1. Rear Tire Carrier
This crew member assists the rear tire changer by handing him a new, right-side tire he has carried from behind the pit wall. He may also adjust the rear jack bolt to change the car's handling. He repeats the process on the left side of the car.

2. Rear Tire Changer
The rear tire changer first removes and replaces the right rear tire using an air-powered impact wrench to loosen and tighten five lug nuts holding the tire rim in place. He then moves to the opposite side of the car to change the left rear tire.

3. Jackman
The jackman operates a 20-pound hydraulic jack that is used to raise the car for tire changes.
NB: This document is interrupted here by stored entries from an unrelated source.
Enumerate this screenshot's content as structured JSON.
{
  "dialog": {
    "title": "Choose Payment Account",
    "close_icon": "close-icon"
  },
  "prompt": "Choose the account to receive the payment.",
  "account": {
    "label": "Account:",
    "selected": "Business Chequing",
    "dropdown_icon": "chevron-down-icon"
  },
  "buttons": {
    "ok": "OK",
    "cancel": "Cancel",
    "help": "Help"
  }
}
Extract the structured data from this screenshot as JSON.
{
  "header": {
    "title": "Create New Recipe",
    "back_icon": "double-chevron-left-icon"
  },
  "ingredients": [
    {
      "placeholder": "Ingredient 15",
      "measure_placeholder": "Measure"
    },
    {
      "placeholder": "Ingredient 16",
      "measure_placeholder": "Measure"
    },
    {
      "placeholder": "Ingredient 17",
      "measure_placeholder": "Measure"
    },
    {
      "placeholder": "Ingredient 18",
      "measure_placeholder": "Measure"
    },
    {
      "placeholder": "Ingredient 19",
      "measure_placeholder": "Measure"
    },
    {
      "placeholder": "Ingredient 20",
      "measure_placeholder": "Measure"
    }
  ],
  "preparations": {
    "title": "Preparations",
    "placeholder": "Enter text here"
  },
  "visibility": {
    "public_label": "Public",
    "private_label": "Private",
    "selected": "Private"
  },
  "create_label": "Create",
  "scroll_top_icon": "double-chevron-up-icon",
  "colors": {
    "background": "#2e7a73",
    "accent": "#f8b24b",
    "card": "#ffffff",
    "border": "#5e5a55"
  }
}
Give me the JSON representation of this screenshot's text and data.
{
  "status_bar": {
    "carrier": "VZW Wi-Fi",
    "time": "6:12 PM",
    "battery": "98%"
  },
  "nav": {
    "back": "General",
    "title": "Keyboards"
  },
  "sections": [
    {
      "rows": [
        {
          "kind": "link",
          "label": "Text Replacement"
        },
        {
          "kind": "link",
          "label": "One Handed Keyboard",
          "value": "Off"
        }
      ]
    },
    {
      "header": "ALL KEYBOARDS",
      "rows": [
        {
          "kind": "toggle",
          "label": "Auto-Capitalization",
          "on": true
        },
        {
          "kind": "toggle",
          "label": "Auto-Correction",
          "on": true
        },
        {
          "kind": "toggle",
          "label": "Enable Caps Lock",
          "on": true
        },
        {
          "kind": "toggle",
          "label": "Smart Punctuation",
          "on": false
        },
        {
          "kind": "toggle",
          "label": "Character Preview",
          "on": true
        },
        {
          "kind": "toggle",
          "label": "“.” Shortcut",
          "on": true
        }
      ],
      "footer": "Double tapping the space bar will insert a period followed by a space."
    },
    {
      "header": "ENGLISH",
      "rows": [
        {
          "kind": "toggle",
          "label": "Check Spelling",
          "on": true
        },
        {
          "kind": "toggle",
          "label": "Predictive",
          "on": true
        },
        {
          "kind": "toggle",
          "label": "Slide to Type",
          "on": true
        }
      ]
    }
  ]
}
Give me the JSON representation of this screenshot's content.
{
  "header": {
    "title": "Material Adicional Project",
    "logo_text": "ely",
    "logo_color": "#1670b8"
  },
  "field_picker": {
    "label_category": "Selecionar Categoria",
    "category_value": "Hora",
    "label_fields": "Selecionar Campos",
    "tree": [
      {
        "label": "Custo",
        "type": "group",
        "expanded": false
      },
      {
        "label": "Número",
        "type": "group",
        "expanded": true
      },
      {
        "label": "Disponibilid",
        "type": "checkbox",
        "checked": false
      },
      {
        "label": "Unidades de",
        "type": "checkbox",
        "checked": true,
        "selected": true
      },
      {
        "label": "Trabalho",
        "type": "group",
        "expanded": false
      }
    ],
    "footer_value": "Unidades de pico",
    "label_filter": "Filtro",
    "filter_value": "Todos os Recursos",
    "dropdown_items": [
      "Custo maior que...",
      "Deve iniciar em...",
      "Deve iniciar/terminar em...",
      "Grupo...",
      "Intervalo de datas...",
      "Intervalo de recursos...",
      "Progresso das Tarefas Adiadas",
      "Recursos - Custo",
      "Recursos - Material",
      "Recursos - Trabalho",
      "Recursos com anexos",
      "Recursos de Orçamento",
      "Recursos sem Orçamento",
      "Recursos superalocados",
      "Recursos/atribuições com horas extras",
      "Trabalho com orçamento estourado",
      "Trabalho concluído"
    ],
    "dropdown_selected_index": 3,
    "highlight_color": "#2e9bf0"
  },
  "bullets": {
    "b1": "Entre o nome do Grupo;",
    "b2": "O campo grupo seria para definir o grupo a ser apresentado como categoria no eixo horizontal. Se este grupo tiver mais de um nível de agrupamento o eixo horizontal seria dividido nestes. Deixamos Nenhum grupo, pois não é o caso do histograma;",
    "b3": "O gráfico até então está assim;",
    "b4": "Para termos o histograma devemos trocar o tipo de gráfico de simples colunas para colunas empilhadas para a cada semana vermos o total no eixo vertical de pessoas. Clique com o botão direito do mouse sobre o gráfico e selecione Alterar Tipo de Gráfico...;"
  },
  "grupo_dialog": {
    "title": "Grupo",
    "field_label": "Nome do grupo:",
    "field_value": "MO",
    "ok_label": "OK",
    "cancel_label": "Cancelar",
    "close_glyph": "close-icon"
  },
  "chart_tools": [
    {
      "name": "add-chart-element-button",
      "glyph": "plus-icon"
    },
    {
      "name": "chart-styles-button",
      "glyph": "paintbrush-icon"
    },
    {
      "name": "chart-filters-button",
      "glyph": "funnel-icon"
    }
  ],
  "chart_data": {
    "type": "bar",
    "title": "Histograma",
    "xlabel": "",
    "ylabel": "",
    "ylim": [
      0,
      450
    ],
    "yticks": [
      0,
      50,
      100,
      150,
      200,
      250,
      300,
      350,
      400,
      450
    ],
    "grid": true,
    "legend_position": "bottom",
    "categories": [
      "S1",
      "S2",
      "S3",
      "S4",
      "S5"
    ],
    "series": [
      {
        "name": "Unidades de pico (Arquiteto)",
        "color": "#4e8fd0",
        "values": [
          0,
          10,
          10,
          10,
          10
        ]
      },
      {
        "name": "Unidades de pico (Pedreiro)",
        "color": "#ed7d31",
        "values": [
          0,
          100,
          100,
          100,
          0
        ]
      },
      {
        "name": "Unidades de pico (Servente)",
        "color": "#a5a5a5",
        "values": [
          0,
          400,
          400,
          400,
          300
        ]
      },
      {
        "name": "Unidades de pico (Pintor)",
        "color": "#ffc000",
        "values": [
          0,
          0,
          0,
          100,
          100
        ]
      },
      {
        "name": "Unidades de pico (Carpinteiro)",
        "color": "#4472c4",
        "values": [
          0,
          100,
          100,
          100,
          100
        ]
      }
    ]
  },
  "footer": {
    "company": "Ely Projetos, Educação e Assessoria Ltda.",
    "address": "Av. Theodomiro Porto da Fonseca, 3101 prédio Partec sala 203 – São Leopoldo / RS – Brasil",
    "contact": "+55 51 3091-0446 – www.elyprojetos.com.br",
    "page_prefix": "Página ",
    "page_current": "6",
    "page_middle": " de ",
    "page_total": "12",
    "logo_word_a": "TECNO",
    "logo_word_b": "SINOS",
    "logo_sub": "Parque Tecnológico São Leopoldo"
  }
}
After new tires are bolted onto the right side of the car, he drops the car to the ground and repeats the process on the left side.

4. Front Tire Carrier
This crew member assists the front tire changer by handing him a new, right front tire that he has carried from behind the pit wall. He repeats the process on the left side of the car.

Pit Crew5. Front Tire Changer
The front tire changer first removes and replaces the right front tire using an air-powered impact wrench to loosen and tighten five lug nuts holding the tire rim in place. He then moves to the opposite side of the car to change the left front tire.

6. Gas Man
The gas man empties two 12-gallon (81 pounds each) dump cans of fuel into the car's 17.75-gallon fuel cell.

7. Support Crew
This crew assists the “over the wall” crew by rolling them tires, handing them fuel, and retrieving air hoses and wrenches. According to NASCAR rules, support crew members must remain behind the pit wall during all stops.

8. Extra Man
On occasion, and at the discretion of NASCAR officials, a seventh or “extra man” is allowed over the wall to clean the windshield and assist the driver if necessary.

So the next time you’re tuning into a race, check out the other athletes on the track. Because while the most powerful tool a driver has is his/her car, the car wouldn’t survive even one race without the care it gets from the pit crew.